Machines may make up for dwindling farm labour
The government is working on a mission to substitute a major chunk of the dwindling human labour on farms with machines in next five years.
The plan to enhance productivity, profitability and sustainability of agriculture in the country comes at a time when the younger generation is moving to cities in search of education and jobs leaving lesser hands in fields. The move coincides with the agriculture ministry’s criticism of the government flagship programme MG-NREGA, which it said, increased costs and deprived agriculture of labour. Also, at time when the food security bill demands more rice, wheat etc production.
The mission, for which a plan panel committee sought R20, 000 crore in 12th plan, will provide 50% subsidies on purchase of tractors, power tillers etc and 80% incentives on manual and animal based tools.

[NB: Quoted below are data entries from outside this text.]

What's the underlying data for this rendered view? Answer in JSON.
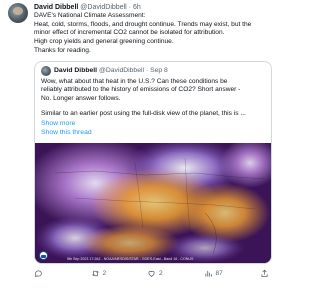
{
  "tweet": {
    "author_name": "David Dibbell",
    "author_handle": "@DavidDibbell",
    "separator": "·",
    "time": "6h",
    "lines": [
      "DAVE's National Climate Assessment:",
      "Heat, cold, storms, floods, and drought continue. Trends may exist, but the",
      "minor effect of incremental CO2 cannot be isolated for attribution.",
      "High crop yields and general greening continue.",
      "Thanks for reading."
    ]
  },
  "quote": {
    "author_name": "David Dibbell",
    "author_handle": "@DavidDibbell",
    "separator": "·",
    "time": "Sep 8",
    "lines": [
      "Wow, what about that heat in the U.S.?  Can these conditions be",
      "reliably attributed to the history of emissions of CO2?  Short answer -",
      "No.  Longer answer follows."
    ],
    "lines2": [
      "Similar to an earlier post using the full-disk view of the planet, this is ..."
    ],
    "show_more": "Show more",
    "show_thread": "Show this thread",
    "image_caption": "5th Sep 2023 17:26Z - NOAA/NESDIS/STAR - GOES-East - Band 16 - CONUS"
  },
  "actions": {
    "replies": "",
    "retweets": "2",
    "likes": "2",
    "views": "87"
  },
  "colors": {
    "link": "#1d9bf0",
    "muted": "#536471",
    "border": "#cfd9de"
  }
}
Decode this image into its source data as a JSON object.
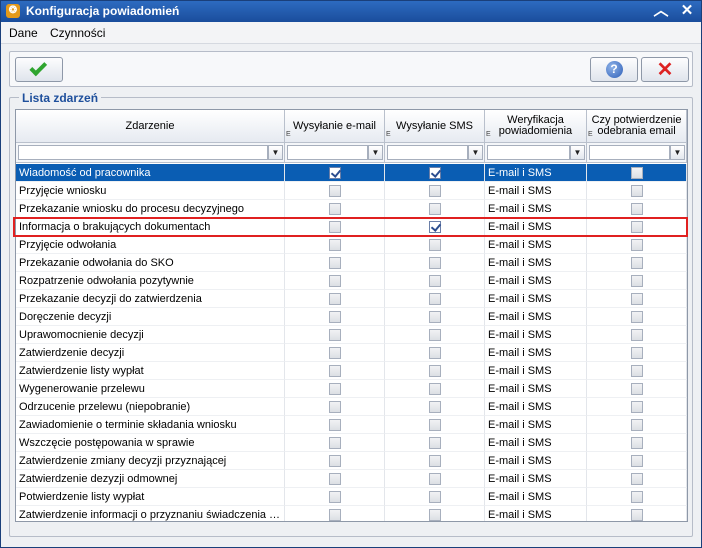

Apart from subsidy, individual farmers, co-operatives can avail machinery loans with low interest rates and easy repayment terms.
“Wage hike compelled a need to reduce hard labour use particularly by small, medium farmers. A way forward is to increase productivity with new types of machines. We received the proposals but contours of the mission are yet to be decided,” Professor Abhijit Sen, a member of planning commission told HT.
As of now, farmers can avail up to 25% subsidy but on a limted range. The group also proposed custom duty exemption on import of critical farm machinery and components and abolition of excise duty and VAT on agricultural machinery for next 10 years.
Interestingly, the mission is modelled on the Yantradoot programme of Madhya Pradesh. The BJP ruled-state reported 40% rise in yield in some villages of 25 districts following which it extended the farm implements scheme to entire state last year.